Lundi 5 avril de Pâques, Nineteen ninety nine à Nantes, France

Hier après-midi, retrouvé Chepe-le-cinéphile pour aller voir, le courage à deux mains, un nouveau film portugais, Tráfico, de João Botelho, dans le cadre de la semaine lusophone co-organisée par la fac au Katorza. Sans ça il est probable qu’on ne l’ait jamais vu, puisque nous n’étions que sept, dans la grande salle. À nouveau un film bien barré, loin des schémas narratifs classiques et bourré de scènes loufoques et incongrues, chargées (sans doute) d’un symbolisme pas aisé à décrypter. Un cinéma qui fait du bien, parce qu’il pousse à réviser ses critères d’appréciation (c’est un truc qui m’énerve, la propension des journalistes « culturels », dès qu’ils présentent un événement un peu difficile, = qui sort des sentiers battus, à insister lourdement sur le fait « qu’on y rit beaucoup », comme si le caractère drôle était, non seulement nécessaire pour faire passer la pilule, mais était sa seule justification). Le film était cela dit assez marrant, mais de manière incongrue, comme lors d’une longue séquence immobile sur un jeune curé qui chante du fado dans la montagne d’une voix bien bien efféminée et maniérée, l’air inspiré et un petit agneau dans les bras comme une sorte de peluche. Il faut un peu s’accrocher ; mais ça vaut le coup.

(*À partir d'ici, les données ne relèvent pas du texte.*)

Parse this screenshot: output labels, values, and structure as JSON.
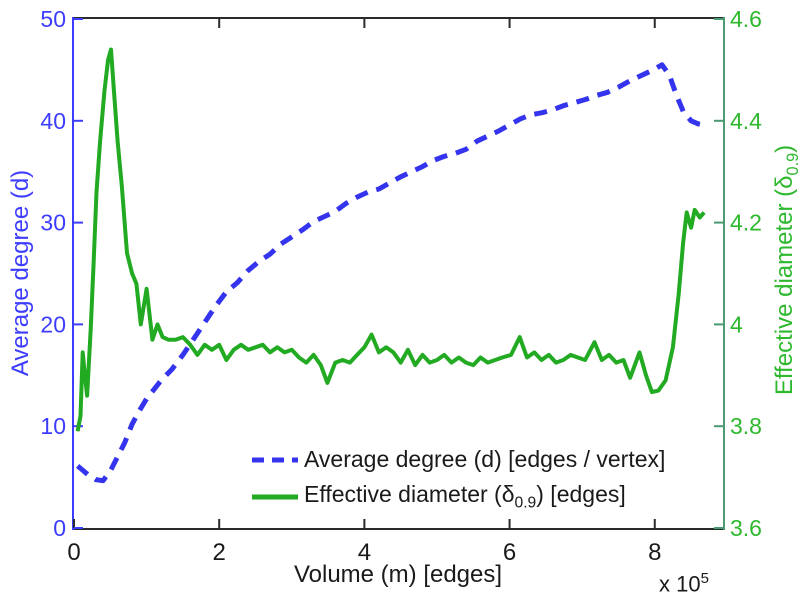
{
  "chart_data": {
    "type": "line",
    "title": "",
    "xlabel": "Volume (m) [edges]",
    "grid": false,
    "x_axis": {
      "tick_labels": [
        "0",
        "2",
        "4",
        "6",
        "8"
      ],
      "tick_values": [
        0,
        2,
        4,
        6,
        8
      ],
      "offset_base": "x 10",
      "offset_exp": "5",
      "unit_multiplier": 100000,
      "xlim": [
        0,
        8.94
      ],
      "color": "#2b2b2b"
    },
    "left_axis": {
      "label": "Average degree (d)",
      "tick_labels": [
        "0",
        "10",
        "20",
        "30",
        "40",
        "50"
      ],
      "tick_values": [
        0,
        10,
        20,
        30,
        40,
        50
      ],
      "ylim": [
        0,
        50
      ],
      "color": "#3d3dff"
    },
    "right_axis": {
      "label_prefix": "Effective diameter (δ",
      "label_sub": "0.9",
      "label_suffix": ")",
      "tick_labels": [
        "3.6",
        "3.8",
        "4",
        "4.2",
        "4.4",
        "4.6"
      ],
      "tick_values": [
        3.6,
        3.8,
        4,
        4.2,
        4.4,
        4.6
      ],
      "ylim": [
        3.6,
        4.6
      ],
      "color": "#2db82d",
      "spine_color": "#4b9b72"
    },
    "legend": {
      "position": "lower center",
      "entries": [
        {
          "label": "Average degree (d) [edges / vertex]",
          "line_style": "dashed",
          "color": "#3434ee"
        },
        {
          "label_prefix": "Effective diameter (δ",
          "label_sub": "0.9",
          "label_suffix": ") [edges]",
          "line_style": "solid",
          "color": "#22aa22"
        }
      ]
    },
    "series": [
      {
        "name": "Average degree (d) [edges / vertex]",
        "axis": "left",
        "color": "#3434ee",
        "line_style": "dashed",
        "x": [
          0.05,
          0.1,
          0.2,
          0.3,
          0.4,
          0.5,
          0.6,
          0.7,
          0.8,
          0.9,
          1.0,
          1.1,
          1.2,
          1.35,
          1.5,
          1.65,
          1.8,
          1.95,
          2.1,
          2.25,
          2.4,
          2.55,
          2.7,
          2.85,
          3.0,
          3.15,
          3.3,
          3.45,
          3.6,
          3.75,
          3.9,
          4.05,
          4.2,
          4.35,
          4.5,
          4.65,
          4.8,
          4.95,
          5.1,
          5.25,
          5.4,
          5.55,
          5.7,
          5.85,
          6.0,
          6.15,
          6.3,
          6.45,
          6.6,
          6.75,
          6.9,
          7.05,
          7.2,
          7.35,
          7.5,
          7.65,
          7.8,
          7.95,
          8.1,
          8.2,
          8.3,
          8.4,
          8.5,
          8.6,
          8.68
        ],
        "y": [
          6.1,
          5.8,
          5.2,
          4.75,
          4.65,
          5.6,
          7.0,
          8.4,
          10.2,
          11.5,
          12.7,
          13.6,
          14.5,
          15.6,
          17.0,
          18.6,
          20.2,
          21.8,
          23.2,
          24.1,
          25.3,
          26.2,
          26.9,
          27.9,
          28.6,
          29.3,
          30.1,
          30.6,
          31.1,
          31.9,
          32.5,
          33.0,
          33.3,
          33.9,
          34.5,
          35.0,
          35.5,
          36.1,
          36.5,
          36.8,
          37.2,
          38.0,
          38.5,
          39.0,
          39.6,
          40.2,
          40.6,
          40.8,
          41.1,
          41.5,
          41.8,
          42.1,
          42.5,
          42.8,
          43.3,
          43.9,
          44.4,
          44.9,
          45.5,
          44.5,
          42.5,
          40.8,
          40.0,
          39.7,
          39.6
        ]
      },
      {
        "name": "Effective diameter (δ 0.9) [edges]",
        "axis": "right",
        "color": "#22aa22",
        "line_style": "solid",
        "x": [
          0.05,
          0.09,
          0.12,
          0.15,
          0.18,
          0.23,
          0.27,
          0.31,
          0.36,
          0.42,
          0.47,
          0.51,
          0.55,
          0.6,
          0.66,
          0.73,
          0.8,
          0.86,
          0.92,
          1.0,
          1.08,
          1.15,
          1.22,
          1.3,
          1.4,
          1.5,
          1.6,
          1.7,
          1.8,
          1.9,
          2.0,
          2.1,
          2.2,
          2.3,
          2.4,
          2.5,
          2.6,
          2.7,
          2.8,
          2.9,
          3.0,
          3.1,
          3.2,
          3.3,
          3.4,
          3.49,
          3.6,
          3.7,
          3.8,
          3.9,
          4.0,
          4.1,
          4.2,
          4.3,
          4.4,
          4.5,
          4.6,
          4.7,
          4.8,
          4.9,
          5.0,
          5.1,
          5.2,
          5.3,
          5.4,
          5.5,
          5.6,
          5.7,
          5.8,
          5.9,
          6.02,
          6.14,
          6.24,
          6.34,
          6.44,
          6.54,
          6.64,
          6.74,
          6.84,
          6.94,
          7.04,
          7.17,
          7.27,
          7.37,
          7.47,
          7.57,
          7.66,
          7.79,
          7.88,
          7.96,
          8.05,
          8.15,
          8.25,
          8.33,
          8.39,
          8.44,
          8.5,
          8.55,
          8.62,
          8.68
        ],
        "y": [
          3.79,
          3.82,
          3.945,
          3.9,
          3.86,
          3.99,
          4.12,
          4.26,
          4.36,
          4.46,
          4.52,
          4.54,
          4.46,
          4.36,
          4.27,
          4.14,
          4.1,
          4.08,
          4.0,
          4.07,
          3.97,
          4.0,
          3.975,
          3.97,
          3.97,
          3.975,
          3.96,
          3.94,
          3.96,
          3.95,
          3.96,
          3.93,
          3.95,
          3.96,
          3.95,
          3.955,
          3.96,
          3.945,
          3.955,
          3.945,
          3.95,
          3.935,
          3.925,
          3.94,
          3.92,
          3.885,
          3.925,
          3.93,
          3.925,
          3.94,
          3.955,
          3.98,
          3.945,
          3.955,
          3.945,
          3.925,
          3.95,
          3.92,
          3.94,
          3.925,
          3.93,
          3.94,
          3.925,
          3.935,
          3.925,
          3.92,
          3.935,
          3.925,
          3.93,
          3.935,
          3.94,
          3.975,
          3.935,
          3.945,
          3.93,
          3.94,
          3.925,
          3.93,
          3.94,
          3.935,
          3.93,
          3.965,
          3.93,
          3.94,
          3.925,
          3.93,
          3.895,
          3.945,
          3.9,
          3.867,
          3.87,
          3.89,
          3.955,
          4.06,
          4.16,
          4.22,
          4.19,
          4.225,
          4.21,
          4.22
        ]
      }
    ]
  }
}
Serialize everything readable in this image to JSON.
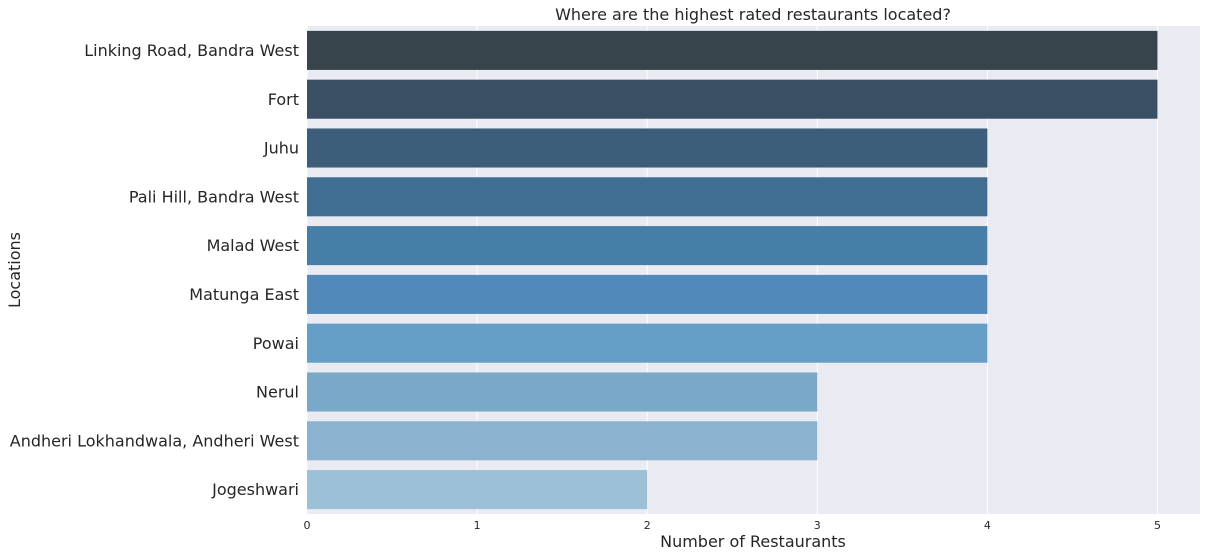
{
  "chart_data": {
    "type": "bar",
    "orientation": "horizontal",
    "title": "Where are the highest rated restaurants located?",
    "xlabel": "Number of Restaurants",
    "ylabel": "Locations",
    "categories": [
      "Linking Road, Bandra West",
      "Fort",
      "Juhu",
      "Pali Hill, Bandra West",
      "Malad West",
      "Matunga East",
      "Powai",
      "Nerul",
      "Andheri Lokhandwala, Andheri West",
      "Jogeshwari"
    ],
    "values": [
      5,
      5,
      4,
      4,
      4,
      4,
      4,
      3,
      3,
      2
    ],
    "xlim": [
      0,
      5.25
    ],
    "xticks": [
      0,
      1,
      2,
      3,
      4,
      5
    ],
    "grid": true,
    "legend": "none",
    "colors": {
      "plot_background": "#eaeaf2",
      "grid": "#ffffff",
      "bars": [
        "#37444b",
        "#3a4f64",
        "#3c5e7b",
        "#3f6e92",
        "#457fa8",
        "#5089ba",
        "#659fc7",
        "#79a8c9",
        "#8bb3cf",
        "#9cc1d7"
      ]
    }
  }
}
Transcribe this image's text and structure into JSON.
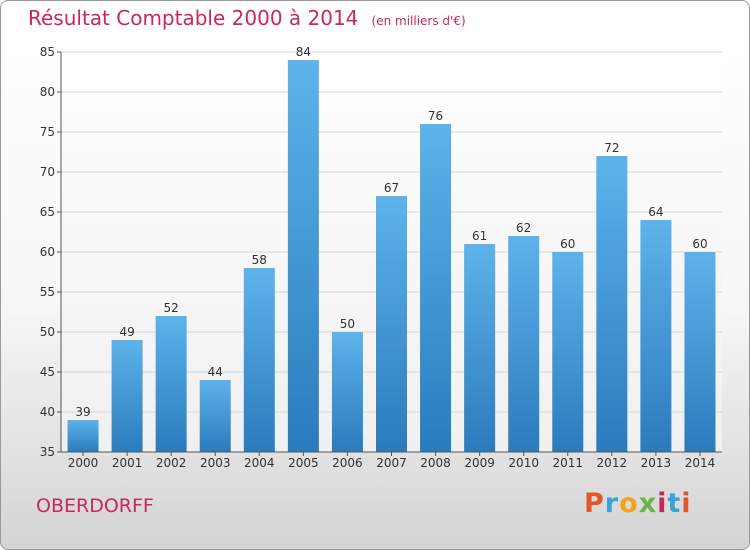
{
  "chart_data": {
    "type": "bar",
    "title": "Résultat Comptable 2000 à 2014",
    "subtitle": "(en milliers d'€)",
    "categories": [
      "2000",
      "2001",
      "2002",
      "2003",
      "2004",
      "2005",
      "2006",
      "2007",
      "2008",
      "2009",
      "2010",
      "2011",
      "2012",
      "2013",
      "2014"
    ],
    "values": [
      39,
      49,
      52,
      44,
      58,
      84,
      50,
      67,
      76,
      61,
      62,
      60,
      72,
      64,
      60
    ],
    "ylim": [
      35,
      85
    ],
    "yticks": [
      35,
      40,
      45,
      50,
      55,
      60,
      65,
      70,
      75,
      80,
      85
    ],
    "grid": "horizontal",
    "bar_color_top": "#5eb3ea",
    "bar_color_bottom": "#2a7bbd"
  },
  "footer": {
    "commune": "OBERDORFF",
    "brand": "Proxiti",
    "brand_colors": [
      "#e2562a",
      "#3aa3d8",
      "#f2a31b",
      "#6ab547",
      "#c8285a",
      "#3aa3d8",
      "#e2562a"
    ]
  },
  "colors": {
    "title": "#c8285a",
    "axis_text": "#333333"
  }
}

Ensuite, fête chez Arnaud et Sophie au Pont, où j’ai emmené Chepe également, je me suis dit qu’il me connaissait assez pour que je puisse l’emmener à des soirées sans qu’il s’y emmerde (je crois ne pas m’être trompé de trop). Retrouvé toute notre clique vernaculaire, avec à notre arrivée, une ribambelle d’enfants entre un et deux ans, qui couraient partout. J’ai revu les photos des dîners de nos parents lorsqu’on était bébés Joris et moi ; un monde où je ne pensais pas me retrouver de sitôt — et en un sens, je n’y suis pas en effet : mais je veux dire par là que ça fait justement une impression un peu désagréable — dévalorisante — de ne pas y être moi aussi. Ensuite, bu un nombre incalculable de verres de vins différents, parlé du Kosovo avec Xavier de mon côté, comme au bon vieux temps. Mais beaucoup restés entre mecs, défaut autant substantiel que circonstantiel : puisqu’on n’a pas osé fumer à l’intérieur (sauf moi à la fin, lorsqu’il n’est plus resté, vers quatre heures, que Joris et moi et nos deux hôtes), on s’est tous agglutinés contre la porte-fenêtre dehors, et nous n’étions presque que des garçons à fumer.

 Un bon moment, mais j’aurais bien aimé parler avec plus de mes amis ; j’ai eu l’impression de ne faire que les survoler tous.

Dimanche, les enfants Kovács à la maison, István et sa copine, ainsi qu’Anna, venue tout exprès de Marseille, où elle est au pair cette année. Elle est devenue bien jolie. Mais nous étions claqués (Joris et moi ; Mady, elle, faisait la tête, à cause de cette histoire qui n’en finit pas de finir avec Baptiste — mal, bien sûr), et on n’a malheureusement peut-être pas grand-chose à se dire. Ils nous trouvent plus délurés qu’eux, d’après ce qui m’a été rapporté ; je doute qu’ils aient raison, pour moi du moins, puisque je connais bien ma pusillanimité pathologique ; mais il est clair qu’on évolue dans des mondes différents, et que malgré leurs voyages, leur maîtrise confondante de notre langue (ouverture que peu de Hongrois ont eu, qui doivent végéter dans un pays à l’économie sinistrée par la mainmise du capitalisme sur les ruines du système socialiste), ils ont un air un peu coincé ; trop « classique » sans doute.